La consommation des ménages est également sur un trend haussier: +3,7%. A fin mars, elle avait pris 3,6%, contribuant ainsi pour environ 2,1 points à la croissance globale du PIB, au lieu de 2,4 points un an plus tôt. Les dépenses de consommation ont surtout profité aux produits importés.  Quant à la consommation des administrations publiques, elle a progressé de 6,3%, tirée par la hausse des dépenses de fonctionnement.

La formation brute de capital fixe passerait à 3,6% au deuxième trimestre. Elle n’a augmenté que de 2,9% au premier trimestre contre 5,3% une année auparavant. Elle a ainsi contribué pour 0,9 point à la croissance du PIB. Elle est surtout tirée par l’accroissement de l’investissement en produits industriels.
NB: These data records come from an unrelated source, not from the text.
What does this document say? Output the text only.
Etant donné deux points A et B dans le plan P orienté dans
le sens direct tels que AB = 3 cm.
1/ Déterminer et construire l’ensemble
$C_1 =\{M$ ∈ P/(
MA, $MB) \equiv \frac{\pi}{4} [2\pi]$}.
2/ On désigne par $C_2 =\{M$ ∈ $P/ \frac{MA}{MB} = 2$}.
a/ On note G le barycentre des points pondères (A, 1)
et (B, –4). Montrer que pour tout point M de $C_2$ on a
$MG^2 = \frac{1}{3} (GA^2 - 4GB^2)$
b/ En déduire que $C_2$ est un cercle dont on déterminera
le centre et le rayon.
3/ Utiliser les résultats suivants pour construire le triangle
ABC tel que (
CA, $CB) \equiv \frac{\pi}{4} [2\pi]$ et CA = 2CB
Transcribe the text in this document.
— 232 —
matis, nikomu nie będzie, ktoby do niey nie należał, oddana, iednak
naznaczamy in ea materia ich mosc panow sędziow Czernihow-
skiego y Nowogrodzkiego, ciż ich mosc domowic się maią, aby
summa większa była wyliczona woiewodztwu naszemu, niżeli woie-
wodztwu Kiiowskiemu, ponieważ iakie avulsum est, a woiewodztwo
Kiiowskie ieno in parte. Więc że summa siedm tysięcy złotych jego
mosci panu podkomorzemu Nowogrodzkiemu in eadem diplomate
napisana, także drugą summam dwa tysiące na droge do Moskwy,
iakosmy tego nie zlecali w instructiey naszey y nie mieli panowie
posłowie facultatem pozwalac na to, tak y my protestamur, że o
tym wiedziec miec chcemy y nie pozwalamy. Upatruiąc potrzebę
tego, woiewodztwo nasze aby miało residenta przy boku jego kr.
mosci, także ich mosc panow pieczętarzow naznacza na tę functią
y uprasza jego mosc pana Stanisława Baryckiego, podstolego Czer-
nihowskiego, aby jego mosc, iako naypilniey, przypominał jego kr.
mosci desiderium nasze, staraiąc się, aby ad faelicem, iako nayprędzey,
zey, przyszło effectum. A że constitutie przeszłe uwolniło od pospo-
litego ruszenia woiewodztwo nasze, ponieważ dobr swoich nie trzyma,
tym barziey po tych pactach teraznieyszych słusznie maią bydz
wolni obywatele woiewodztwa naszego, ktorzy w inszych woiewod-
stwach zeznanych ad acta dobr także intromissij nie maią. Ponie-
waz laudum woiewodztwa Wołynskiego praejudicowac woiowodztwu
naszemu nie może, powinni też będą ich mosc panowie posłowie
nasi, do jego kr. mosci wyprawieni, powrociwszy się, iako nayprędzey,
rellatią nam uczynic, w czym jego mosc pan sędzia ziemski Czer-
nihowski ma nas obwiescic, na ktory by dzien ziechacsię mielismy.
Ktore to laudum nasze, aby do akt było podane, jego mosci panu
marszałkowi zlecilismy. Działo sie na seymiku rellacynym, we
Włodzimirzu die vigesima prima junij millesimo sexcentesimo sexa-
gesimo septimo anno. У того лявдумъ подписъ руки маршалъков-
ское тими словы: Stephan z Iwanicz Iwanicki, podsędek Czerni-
L’investissement public dans l’infrastructure de base s’est amélioré alors que dans le bâtiment le ralentissement se poursuit  en raison de la faiblesse de la demande adressée au logement de moyen et haut standing. Les ventes de ciment ont ainsi fléchi de 2,3%, après avoir augmenté de 2,1% au quatrième trimestre 2017.

Ceci étant, les chefs d’entreprise de la construction anticipent une légère amélioration des travaux de construction spécialisés, parallèlement à une baisse dans le génie civil. «Les carnets de commandes des entrepreneurs du bâtiment auraient conservé leur évolution descendante, dans le sillage de l’augmentation des capacités de production non utilisées», souligne le HCP.